SYMPLEXITY (2015–2018) addressed symbiotic human-robot solutions for complex surface finishing operations, a precision-critical process in industrial production.
HOCHSCHULE AALEN - TECHNIK UND WIRTSCHAFT
German applied-science university specialising in lightweight automotive manufacturing, die casting technology, and human-robot collaboration for industrial production.
Their core work
Hochschule Aalen is a German university of applied sciences with a strong engineering faculty, bridging academic research and industrial practice in manufacturing technology. Their H2020 work spans two distinct but complementary manufacturing challenges: automating complex surface finishing through human-robot collaboration, and developing advanced die casting processes using magnesium and aluminium alloys for lightweight automotive parts. Their applied-science model means they contribute both technical design expertise and industrial-scale feasibility knowledge — not just theoretical research. They are particularly relevant to automotive and industrial manufacturing companies seeking practical, production-ready solutions rather than early-stage research.
What they specialise in
MAGIT (2020–2024) focuses on gas injection technology for high-pressure die casting of magnesium and aluminium components, targeting mass-market automotive applications.

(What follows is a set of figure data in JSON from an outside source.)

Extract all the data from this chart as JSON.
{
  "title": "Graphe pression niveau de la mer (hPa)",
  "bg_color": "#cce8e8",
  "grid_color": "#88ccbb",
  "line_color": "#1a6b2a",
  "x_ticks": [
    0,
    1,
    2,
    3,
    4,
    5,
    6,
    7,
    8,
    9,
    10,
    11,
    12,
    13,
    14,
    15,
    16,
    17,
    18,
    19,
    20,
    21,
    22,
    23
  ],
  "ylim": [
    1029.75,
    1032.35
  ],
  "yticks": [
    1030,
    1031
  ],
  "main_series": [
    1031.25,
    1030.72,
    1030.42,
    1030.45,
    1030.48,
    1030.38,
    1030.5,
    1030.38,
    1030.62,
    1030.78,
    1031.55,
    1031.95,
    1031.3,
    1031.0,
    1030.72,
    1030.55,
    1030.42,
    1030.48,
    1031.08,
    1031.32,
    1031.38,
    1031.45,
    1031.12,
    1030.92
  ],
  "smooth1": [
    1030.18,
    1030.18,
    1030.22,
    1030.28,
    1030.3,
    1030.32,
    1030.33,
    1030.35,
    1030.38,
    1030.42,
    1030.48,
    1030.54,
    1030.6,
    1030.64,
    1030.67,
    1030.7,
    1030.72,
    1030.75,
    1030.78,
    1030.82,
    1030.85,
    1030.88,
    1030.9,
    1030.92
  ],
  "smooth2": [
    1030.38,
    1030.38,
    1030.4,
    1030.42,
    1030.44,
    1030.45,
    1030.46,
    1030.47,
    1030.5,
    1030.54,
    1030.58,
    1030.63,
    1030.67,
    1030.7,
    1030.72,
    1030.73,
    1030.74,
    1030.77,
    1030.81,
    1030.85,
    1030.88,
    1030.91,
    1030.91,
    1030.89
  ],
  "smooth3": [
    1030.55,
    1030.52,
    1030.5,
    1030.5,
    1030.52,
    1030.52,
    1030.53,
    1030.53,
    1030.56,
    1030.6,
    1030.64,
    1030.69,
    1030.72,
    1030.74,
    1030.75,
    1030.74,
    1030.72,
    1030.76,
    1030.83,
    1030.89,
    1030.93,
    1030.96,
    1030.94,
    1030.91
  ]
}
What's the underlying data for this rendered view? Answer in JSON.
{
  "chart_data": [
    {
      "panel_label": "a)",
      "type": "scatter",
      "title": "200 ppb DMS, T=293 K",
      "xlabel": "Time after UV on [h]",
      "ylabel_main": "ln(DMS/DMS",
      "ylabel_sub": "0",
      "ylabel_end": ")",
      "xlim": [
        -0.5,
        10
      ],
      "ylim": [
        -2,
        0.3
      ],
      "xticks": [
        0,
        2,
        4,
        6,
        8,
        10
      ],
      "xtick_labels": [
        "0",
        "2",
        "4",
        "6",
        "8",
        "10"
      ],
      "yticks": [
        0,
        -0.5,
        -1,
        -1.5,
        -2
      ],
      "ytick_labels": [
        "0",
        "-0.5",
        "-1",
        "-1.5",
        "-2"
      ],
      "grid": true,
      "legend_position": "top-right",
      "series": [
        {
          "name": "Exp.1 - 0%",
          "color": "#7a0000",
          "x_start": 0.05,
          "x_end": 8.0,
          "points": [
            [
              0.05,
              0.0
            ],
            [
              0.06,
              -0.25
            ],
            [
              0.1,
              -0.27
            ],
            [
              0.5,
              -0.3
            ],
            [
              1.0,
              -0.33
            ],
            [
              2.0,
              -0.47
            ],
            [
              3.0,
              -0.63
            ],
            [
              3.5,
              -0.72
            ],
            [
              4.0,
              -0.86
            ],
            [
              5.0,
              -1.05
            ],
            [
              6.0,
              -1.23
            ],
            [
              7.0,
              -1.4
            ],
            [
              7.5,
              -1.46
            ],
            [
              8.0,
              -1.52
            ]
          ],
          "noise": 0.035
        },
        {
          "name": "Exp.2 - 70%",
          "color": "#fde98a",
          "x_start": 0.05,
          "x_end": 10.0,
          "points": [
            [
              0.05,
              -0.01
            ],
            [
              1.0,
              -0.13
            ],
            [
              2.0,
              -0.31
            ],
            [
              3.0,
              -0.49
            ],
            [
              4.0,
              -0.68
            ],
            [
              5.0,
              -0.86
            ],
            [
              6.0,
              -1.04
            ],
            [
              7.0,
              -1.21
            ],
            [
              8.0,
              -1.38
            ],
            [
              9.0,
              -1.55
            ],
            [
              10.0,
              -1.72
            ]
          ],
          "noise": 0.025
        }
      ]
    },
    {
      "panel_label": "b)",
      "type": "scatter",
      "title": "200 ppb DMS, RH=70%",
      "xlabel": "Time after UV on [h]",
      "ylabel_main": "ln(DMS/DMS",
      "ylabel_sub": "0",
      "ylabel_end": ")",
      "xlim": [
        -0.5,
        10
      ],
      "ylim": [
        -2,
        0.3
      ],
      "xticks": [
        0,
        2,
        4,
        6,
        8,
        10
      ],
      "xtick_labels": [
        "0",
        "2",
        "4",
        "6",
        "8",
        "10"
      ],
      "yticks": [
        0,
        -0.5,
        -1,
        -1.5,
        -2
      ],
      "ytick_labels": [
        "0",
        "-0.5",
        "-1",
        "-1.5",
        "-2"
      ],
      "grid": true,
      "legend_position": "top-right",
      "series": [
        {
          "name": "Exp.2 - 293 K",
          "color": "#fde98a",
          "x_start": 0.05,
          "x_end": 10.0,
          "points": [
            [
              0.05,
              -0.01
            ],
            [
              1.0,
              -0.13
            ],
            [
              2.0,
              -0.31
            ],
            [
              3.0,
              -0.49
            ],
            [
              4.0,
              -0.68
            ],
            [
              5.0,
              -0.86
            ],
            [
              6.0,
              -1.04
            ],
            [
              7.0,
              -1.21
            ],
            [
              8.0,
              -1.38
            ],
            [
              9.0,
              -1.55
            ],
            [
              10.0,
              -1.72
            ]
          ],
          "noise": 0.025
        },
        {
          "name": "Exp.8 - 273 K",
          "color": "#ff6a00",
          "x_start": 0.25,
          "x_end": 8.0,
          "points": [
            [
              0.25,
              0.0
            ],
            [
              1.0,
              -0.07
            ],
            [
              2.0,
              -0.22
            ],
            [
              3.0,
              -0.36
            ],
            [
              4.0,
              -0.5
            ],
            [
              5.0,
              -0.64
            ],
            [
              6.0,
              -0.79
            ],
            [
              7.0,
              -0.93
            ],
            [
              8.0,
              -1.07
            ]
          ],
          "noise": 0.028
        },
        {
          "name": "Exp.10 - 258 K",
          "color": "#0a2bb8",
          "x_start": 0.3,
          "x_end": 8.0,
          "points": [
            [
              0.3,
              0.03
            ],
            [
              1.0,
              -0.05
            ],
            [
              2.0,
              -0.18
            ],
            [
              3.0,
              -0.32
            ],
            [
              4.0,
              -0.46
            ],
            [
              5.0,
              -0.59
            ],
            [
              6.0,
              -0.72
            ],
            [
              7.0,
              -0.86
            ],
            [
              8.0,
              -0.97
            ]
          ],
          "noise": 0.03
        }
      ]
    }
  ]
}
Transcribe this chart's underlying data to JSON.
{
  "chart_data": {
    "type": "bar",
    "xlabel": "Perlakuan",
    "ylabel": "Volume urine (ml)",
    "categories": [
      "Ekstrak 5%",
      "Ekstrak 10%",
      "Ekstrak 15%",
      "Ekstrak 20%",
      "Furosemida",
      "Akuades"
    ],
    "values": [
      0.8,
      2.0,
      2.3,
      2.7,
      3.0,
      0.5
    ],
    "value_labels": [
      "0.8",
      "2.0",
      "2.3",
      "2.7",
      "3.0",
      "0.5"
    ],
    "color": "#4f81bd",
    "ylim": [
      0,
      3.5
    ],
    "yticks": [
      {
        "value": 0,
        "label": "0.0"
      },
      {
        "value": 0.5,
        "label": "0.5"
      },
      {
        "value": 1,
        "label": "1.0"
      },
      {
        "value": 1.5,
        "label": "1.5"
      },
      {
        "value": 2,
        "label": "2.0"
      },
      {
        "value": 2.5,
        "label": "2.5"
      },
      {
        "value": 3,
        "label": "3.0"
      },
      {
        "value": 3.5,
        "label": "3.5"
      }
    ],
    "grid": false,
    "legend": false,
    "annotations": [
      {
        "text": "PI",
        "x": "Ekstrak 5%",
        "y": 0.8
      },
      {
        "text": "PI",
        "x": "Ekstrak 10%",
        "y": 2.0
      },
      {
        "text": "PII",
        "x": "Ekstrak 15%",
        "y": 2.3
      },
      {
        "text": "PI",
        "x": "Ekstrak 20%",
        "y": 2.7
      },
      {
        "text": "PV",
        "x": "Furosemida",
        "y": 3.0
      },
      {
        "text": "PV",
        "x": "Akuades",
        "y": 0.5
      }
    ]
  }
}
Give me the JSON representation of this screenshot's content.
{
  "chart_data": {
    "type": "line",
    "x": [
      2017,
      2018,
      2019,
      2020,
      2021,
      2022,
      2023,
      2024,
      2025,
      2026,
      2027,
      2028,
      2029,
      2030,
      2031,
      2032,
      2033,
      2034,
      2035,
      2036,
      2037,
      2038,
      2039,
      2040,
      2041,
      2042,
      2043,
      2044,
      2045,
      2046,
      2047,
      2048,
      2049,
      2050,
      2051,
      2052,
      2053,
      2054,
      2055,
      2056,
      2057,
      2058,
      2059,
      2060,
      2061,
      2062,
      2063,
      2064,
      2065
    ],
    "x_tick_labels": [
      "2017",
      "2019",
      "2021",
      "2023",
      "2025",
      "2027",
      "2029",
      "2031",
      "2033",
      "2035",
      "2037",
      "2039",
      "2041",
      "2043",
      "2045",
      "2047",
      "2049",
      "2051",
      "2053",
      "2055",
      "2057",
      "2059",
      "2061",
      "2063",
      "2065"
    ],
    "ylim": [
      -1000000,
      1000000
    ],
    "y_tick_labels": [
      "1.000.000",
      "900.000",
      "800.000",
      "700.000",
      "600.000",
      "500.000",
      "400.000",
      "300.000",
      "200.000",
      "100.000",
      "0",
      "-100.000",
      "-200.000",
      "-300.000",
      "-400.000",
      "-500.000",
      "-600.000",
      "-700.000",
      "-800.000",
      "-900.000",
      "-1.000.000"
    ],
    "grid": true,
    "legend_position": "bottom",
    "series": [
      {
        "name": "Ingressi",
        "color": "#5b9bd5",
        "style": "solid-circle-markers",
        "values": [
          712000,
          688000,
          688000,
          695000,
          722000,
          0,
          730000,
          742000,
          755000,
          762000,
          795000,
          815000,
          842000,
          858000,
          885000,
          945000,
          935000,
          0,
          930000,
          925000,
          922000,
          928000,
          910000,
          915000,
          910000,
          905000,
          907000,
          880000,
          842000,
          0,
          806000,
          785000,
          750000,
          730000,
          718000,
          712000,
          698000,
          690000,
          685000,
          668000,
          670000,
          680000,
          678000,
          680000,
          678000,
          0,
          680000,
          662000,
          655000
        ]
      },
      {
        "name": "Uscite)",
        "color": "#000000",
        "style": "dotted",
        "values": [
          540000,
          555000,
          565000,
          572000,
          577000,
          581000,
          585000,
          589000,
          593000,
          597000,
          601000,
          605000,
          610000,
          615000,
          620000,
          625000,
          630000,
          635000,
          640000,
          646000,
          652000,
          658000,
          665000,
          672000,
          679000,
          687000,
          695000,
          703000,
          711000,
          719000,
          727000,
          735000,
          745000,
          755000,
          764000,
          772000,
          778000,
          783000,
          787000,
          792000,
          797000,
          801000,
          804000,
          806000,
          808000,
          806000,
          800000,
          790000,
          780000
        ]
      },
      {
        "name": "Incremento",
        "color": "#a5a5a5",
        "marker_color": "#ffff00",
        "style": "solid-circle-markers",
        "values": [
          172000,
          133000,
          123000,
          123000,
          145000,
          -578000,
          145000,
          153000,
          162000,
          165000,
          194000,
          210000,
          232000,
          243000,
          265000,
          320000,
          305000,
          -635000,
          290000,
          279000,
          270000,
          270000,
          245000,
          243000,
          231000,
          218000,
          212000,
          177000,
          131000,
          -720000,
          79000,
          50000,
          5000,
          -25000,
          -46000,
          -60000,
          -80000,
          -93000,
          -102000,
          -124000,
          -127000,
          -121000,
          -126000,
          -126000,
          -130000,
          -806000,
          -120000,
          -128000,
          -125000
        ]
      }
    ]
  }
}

MAGIT keywords include weight reduction, fuel saving, electro mobility, and CO2-reduction, indicating a focus on decarbonising automotive manufacturing through material substitution.
MAGIT keywords such as adjusted design, mass market, and power electronic housing suggest a design-for-manufacture capability aimed at scaling prototypes to series production.
How they've shifted over time
In their first H2020 engagement (SYMPLEXITY, 2015–2018), HTW Aalen contributed to robotics and automation for precision surface finishing — a process-automation problem common in aerospace and automotive finishing lines. By 2020, their focus shifted decisively toward lightweight materials engineering: the MAGIT project is entirely oriented around die casting of magnesium and aluminium alloys to cut vehicle weight and emissions. This shift from process automation to materials-and-design reflects the broader automotive industry's pivot toward electrification and CO2 compliance, suggesting HTW Aalen is actively repositioning toward the green mobility manufacturing agenda.
HTW Aalen is moving toward lightweight materials and electric mobility manufacturing, making them a relevant partner for any consortium addressing automotive decarbonisation, EV component production, or sustainable high-pressure die casting processes.
How they like to work
HTW Aalen has participated exclusively as a consortium partner across both projects, with no coordinator role — consistent with an applied university that contributes specific technical expertise rather than managing large research programmes. Their average consortium appears to be mid-sized (21 unique partners across 2 projects), suggesting they join well-structured industrial consortia where their applied-engineering profile complements larger industry or research institute leads. Working with them likely means receiving focused technical contributions in a defined work package rather than broad project management.
HTW Aalen has built connections with 21 unique partners across 10 countries through just two projects, indicating active and diverse consortia rather than closed national networks. Their geographic reach is genuinely European, though the German automotive supply chain context of both projects suggests a natural affinity with Central European industrial partners.
What sets them apart
HTW Aalen occupies a practical middle ground that full universities and pure research institutes often miss: they offer engineering rigour with an explicit focus on industrial applicability and mass-market scalability. Both their projects target production-ready outcomes — surface finishing automation and automotive die casting — rather than exploratory research, which makes them attractive to industry-led consortia that need academic credibility without academic abstraction. For an automotive or advanced manufacturing consortium, they bring hands-on manufacturing engineering expertise grounded in a region (Baden-Württemberg) with deep automotive industry ties.
Highlights from their portfolio
- SYMPLEXITYLargest funded project (EUR 534,250) and their earliest EU collaboration, addressing the technically demanding challenge of deploying robots in unstructured surface finishing environments alongside human workers.
- MAGITTheir most recent and keyword-rich project, directly targeting CO2 reduction and electro mobility through lightweight die casting — well-aligned with current EU industrial and climate policy priorities through 2024.